EghtesadOnline: Prices of gasoline and oil derivatives will experience no change until the end of the current fiscal year that started on March 21.
Hossein Amiri-Khamkani, a member of Majlis Energy Commission, made the statement, ICANA reported on Saturday.
Rejecting speculations about the rise in gasoline prices, he noted that neither the government nor the Majlis has plans to hike gasoline prices.
Khamkani, a lawmaker from Kerman Province, emphasized that rumors about Oil Ministry's plans to raise fuel prices to cap growing consumption is aimed at destabilizing the market, according to Financial Tribune.
According to the official, all proposals to increase energy price have been rejected and not only the government but also the Majlis is determined to keep prices unchanged until March 2019.

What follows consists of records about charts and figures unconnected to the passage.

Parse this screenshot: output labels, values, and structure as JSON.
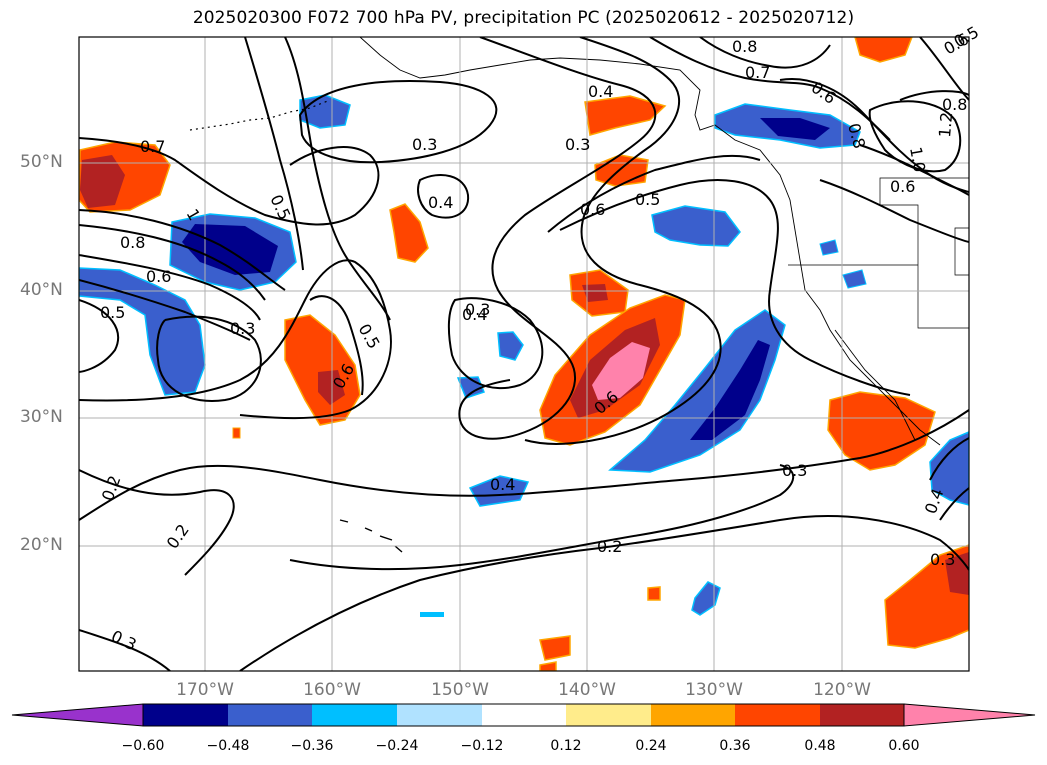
{
  "title": "2025020300 F072 700 hPa PV, precipitation PC (2025020612 - 2025020712)",
  "latitude_labels": [
    "50°N",
    "40°N",
    "30°N",
    "20°N"
  ],
  "longitude_labels": [
    "170°W",
    "160°W",
    "150°W",
    "140°W",
    "130°W",
    "120°W"
  ],
  "pv_contour_labels": [
    "0.7",
    "0.5",
    "1",
    "0.8",
    "0.6",
    "0.5",
    "0.3",
    "0.3",
    "0.4",
    "0.4",
    "0.3",
    "0.4",
    "0.6",
    "0.5",
    "0.3",
    "0.5",
    "0.6",
    "0.6",
    "0.8",
    "0.7",
    "0.6",
    "0.8",
    "0.8",
    "1.0",
    "1.2",
    "0.6",
    "0.4",
    "0.3",
    "0.2",
    "0.2",
    "0.3",
    "0.2",
    "0.3",
    "0.4",
    "0.6",
    "0.5"
  ],
  "colorbar": {
    "ticks": [
      "−0.60",
      "−0.48",
      "−0.36",
      "−0.24",
      "−0.12",
      "0.12",
      "0.24",
      "0.36",
      "0.48",
      "0.60"
    ],
    "bins": [
      {
        "range": "< -0.60",
        "color": "#9932cc"
      },
      {
        "range": "-0.60 to -0.48",
        "color": "#00008b"
      },
      {
        "range": "-0.48 to -0.36",
        "color": "#3a5fcd"
      },
      {
        "range": "-0.36 to -0.24",
        "color": "#00bfff"
      },
      {
        "range": "-0.24 to -0.12",
        "color": "#b0e2ff"
      },
      {
        "range": "-0.12 to 0.12",
        "color": "#ffffff"
      },
      {
        "range": "0.12 to 0.24",
        "color": "#ffec8b"
      },
      {
        "range": "0.24 to 0.36",
        "color": "#ffa500"
      },
      {
        "range": "0.36 to 0.48",
        "color": "#ff4500"
      },
      {
        "range": "0.48 to 0.60",
        "color": "#b22222"
      },
      {
        "range": "> 0.60",
        "color": "#ff82ab"
      }
    ]
  }
}
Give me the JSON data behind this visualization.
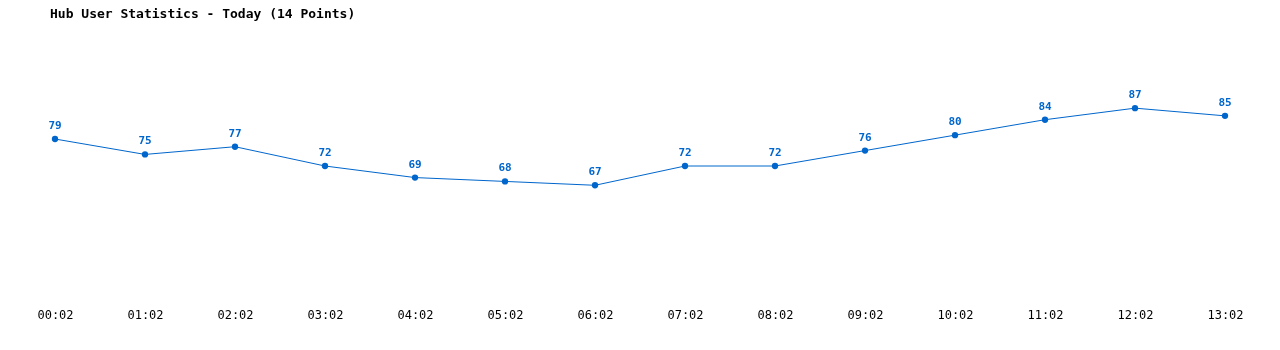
{
  "chart_data": {
    "type": "line",
    "title": "Hub User Statistics - Today (14 Points)",
    "categories": [
      "00:02",
      "01:02",
      "02:02",
      "03:02",
      "04:02",
      "05:02",
      "06:02",
      "07:02",
      "08:02",
      "09:02",
      "10:02",
      "11:02",
      "12:02",
      "13:02"
    ],
    "series": [
      {
        "color": "#0066cc",
        "values": [
          79,
          75,
          77,
          72,
          69,
          68,
          67,
          72,
          72,
          76,
          80,
          84,
          87,
          85
        ]
      }
    ],
    "data_labels": true,
    "marker": "circle",
    "line_style": "solid",
    "grid": false
  }
}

"Keeping fuel prices unchanged will help stabilize the economy," he said, adding that the Oil Ministry and its subsidiaries, namely the National Iranian Oil Products Distribution Company, can play a major role in resolving a part of economic problems by increasing gasoline production to minimize imports.
Iran's gasoline consumption stands at 90 million liters per day, of which 70 million liters are produced domestically.
Noting that the parliament is highly likely to keep fuel prices unchanged, the lawmaker noted that fuel inflation will creep into inflationary expectations and have direct and indirect impacts on people’s expenditures.
Inflation expectation is the rate of inflation that workers, businesses and investors think will prevail in the future, which they will factor into their decision-making.
According to Asadollah Qarekhani, the spokesman of Majlis Energy Commission, no decision has so far been taken on fuel rationing, but if consumption is not curbed, the country would be pressured by US sanctions.
On May 8, US President Donald Trump announced that his country has unilaterally withdrawn from the Iran nuclear deal and the US Treasury Department plans to impose sanctions on Iran in the coming months.
Qarekhani said that in the previous round of sanctions, the country could not meet its gasoline demand, hence it resorted to rationing the fuel with two prices, which was effective in curtailing consumption.